Scopriamo insieme la storia della Toyota in F1: otto stagioni (dal 2002 al 2009) e tante delusioni.

La storia della Toyota in F1

La storia della Toyota in F1 inizia alla fine del XX secolo quando la Casa giapponese – reduce da due 24 Ore di Le Mans perse nel 1998 e nel 1999 – annuncia la propria intenzione di entrare nel Circus.

Il team nipponico esordisce nel Mondiale F1 2002 con un budget faraonico (il secondo più grande dopo quello Ferrari) e con una coppia di piloti formata dal finlandese Mika Salo e dal debuttante britannico Allan McNish (vincitore a Le Mans quattro anni prima).

La prima monoposto Toyota di sempre – la TF102 – inizia bene la stagione andando a punti al debutto in Australia grazie al sesto posto di Salo ma riesce a ripetere questo piazzamento (sempre grazie al pilota scandinavo) solo in un’altra occasione (in Brasile).

Cambiano i piloti, ma…

Nel 2003 la Toyota sostituisce entrambi i piloti (pensando erroneamente che il problema degli scarsi risultati dipenda dai driver): arrivano il francese Olivier Panis (miglior piazzamento 5° in Germania) e un altro “rookie” (il brasiliano Cristiano da Matta) ma la situazione non cambia.

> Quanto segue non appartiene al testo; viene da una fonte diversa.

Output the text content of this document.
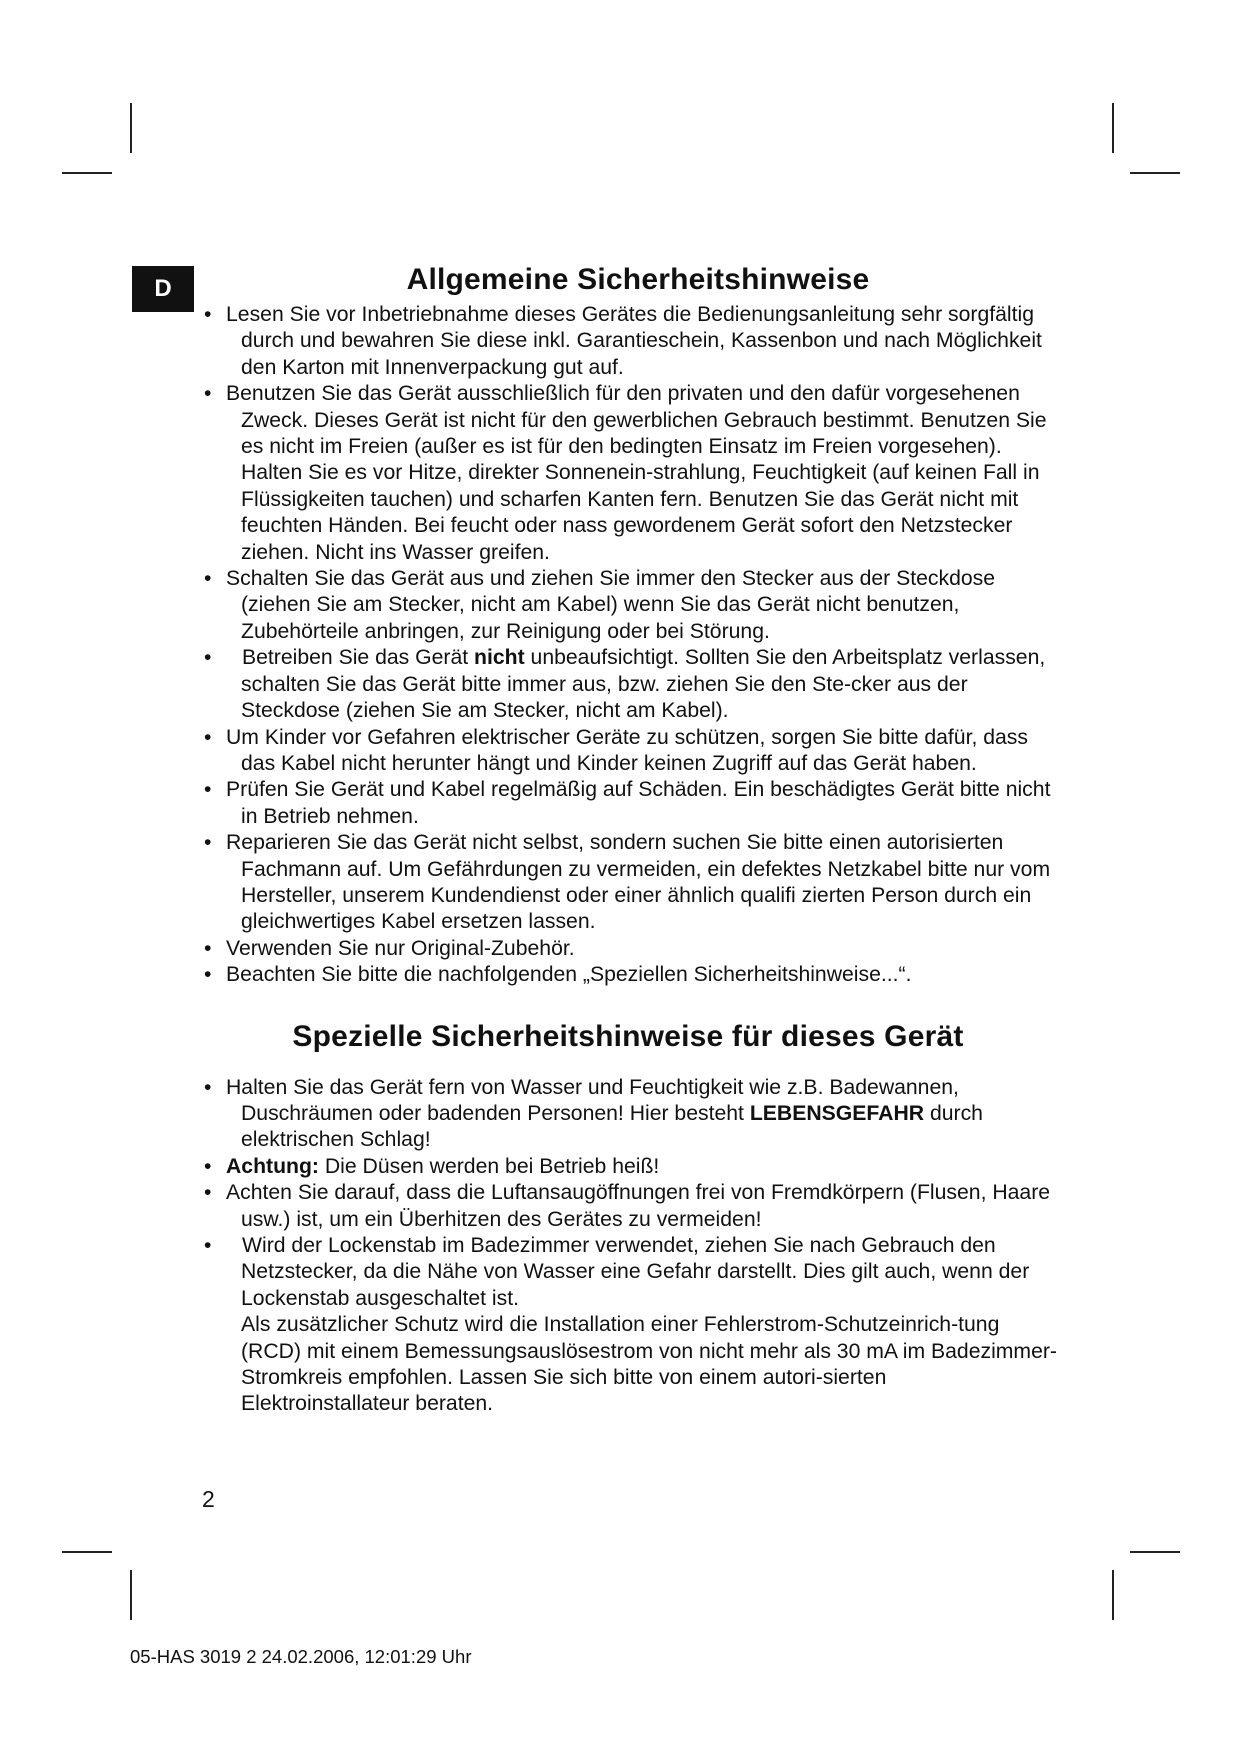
D	Allgemeine Sicherheitshinweise
• Lesen Sie vor Inbetriebnahme dieses Gerätes die Bedienungsanleitung sehr sorgfältig durch und bewahren Sie diese inkl. Garantieschein, Kassenbon und nach Möglichkeit den Karton mit Innenverpackung gut auf.
• Benutzen Sie das Gerät ausschließlich für den privaten und den dafür vorgesehenen Zweck. Dieses Gerät ist nicht für den gewerblichen Gebrauch bestimmt. Benutzen Sie es nicht im Freien (außer es ist für den bedingten Einsatz im Freien vorgesehen). Halten Sie es vor Hitze, direkter Sonnenein-strahlung, Feuchtigkeit (auf keinen Fall in Flüssigkeiten tauchen) und scharfen Kanten fern. Benutzen Sie das Gerät nicht mit feuchten Händen. Bei feucht oder nass gewordenem Gerät sofort den Netzstecker ziehen. Nicht ins Wasser greifen.
• Schalten Sie das Gerät aus und ziehen Sie immer den Stecker aus der Steckdose (ziehen Sie am Stecker, nicht am Kabel) wenn Sie das Gerät nicht benutzen, Zubehörteile anbringen, zur Reinigung oder bei Störung.
•	Betreiben Sie das Gerät nicht unbeaufsichtigt. Sollten Sie den Arbeitsplatz verlassen, schalten Sie das Gerät bitte immer aus, bzw. ziehen Sie den Ste-cker aus der Steckdose (ziehen Sie am Stecker, nicht am Kabel).
• Um Kinder vor Gefahren elektrischer Geräte zu schützen, sorgen Sie bitte dafür, dass das Kabel nicht herunter hängt und Kinder keinen Zugriff auf das Gerät haben.
• Prüfen Sie Gerät und Kabel regelmäßig auf Schäden. Ein beschädigtes Gerät bitte nicht in Betrieb nehmen.
• Reparieren Sie das Gerät nicht selbst, sondern suchen Sie bitte einen autorisierten Fachmann auf. Um Gefährdungen zu vermeiden, ein defektes Netzkabel bitte nur vom Hersteller, unserem Kundendienst oder einer ähnlich qualifi zierten Person durch ein gleichwertiges Kabel ersetzen lassen.
• Verwenden Sie nur Original-Zubehör.
• Beachten Sie bitte die nachfolgenden „Speziellen Sicherheitshinweise...“.
Spezielle Sicherheitshinweise für dieses Gerät
• Halten Sie das Gerät fern von Wasser und Feuchtigkeit wie z.B. Badewannen, Duschräumen oder badenden Personen! Hier besteht LEBENSGEFAHR durch elektrischen Schlag!
• Achtung: Die Düsen werden bei Betrieb heiß!
• Achten Sie darauf, dass die Luftansaugöffnungen frei von Fremdkörpern (Flusen, Haare usw.) ist, um ein Überhitzen des Gerätes zu vermeiden!
•	Wird der Lockenstab im Badezimmer verwendet, ziehen Sie nach Gebrauch den Netzstecker, da die Nähe von Wasser eine Gefahr darstellt. Dies gilt auch, wenn der Lockenstab ausgeschaltet ist.
Als zusätzlicher Schutz wird die Installation einer Fehlerstrom-Schutzeinrich-tung (RCD) mit einem Bemessungsauslösestrom von nicht mehr als 30 mA im Badezimmer-Stromkreis empfohlen. Lassen Sie sich bitte von einem autori-sierten Elektroinstallateur beraten.
2
05-HAS 3019 2 24.02.2006, 12:01:29 Uhr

L’anno seguente la scuderia del Sol Levante continua a deludere: Panis termina in quinta posizione negli USA, in Ungheria da Matta viene rimpiazzato dal connazionale Ricardo Zonta mentre in Giappone è il nostro Jarno Trulli a prendere il posto di Panis.

La migliore stagione

Il 2005 è il migliore anno di sempre per la Toyota in F1: il tedesco Ralf Schumacher sostituisce Zonta, Trulli regala al team asiatico il primo podio di sempre (2° in Malesia) e arrivano altri quattro piazzamenti in “top 3” (Trulli secondo in Bahrein e terzo in Spagna e Schumacher terzo in Ungheria e in Cina) che portano la Toyota al quarto posto nel Mondiale.

Arrivano i V8

Il Mondiale F1 2006 vede diverse novità in casa Toyota: il passaggio dai motori V10 ai V8 e gli pneumatici Bridgestone al posto delle gomme Michelin. Schumacher riesce a regalare l’unico podio stagionale al team (3° in Australia) mentre nel 2007 la scuderia giapponese è a secco di risultati rilevanti.

Gli ultimi anni

Nel 2008 il tedesco Timo Glock prende il posto di Ralf Schumacher e la situazione migliora grazie a due podi: Trulli terzo in Francia e Glock secondo in Ungheria.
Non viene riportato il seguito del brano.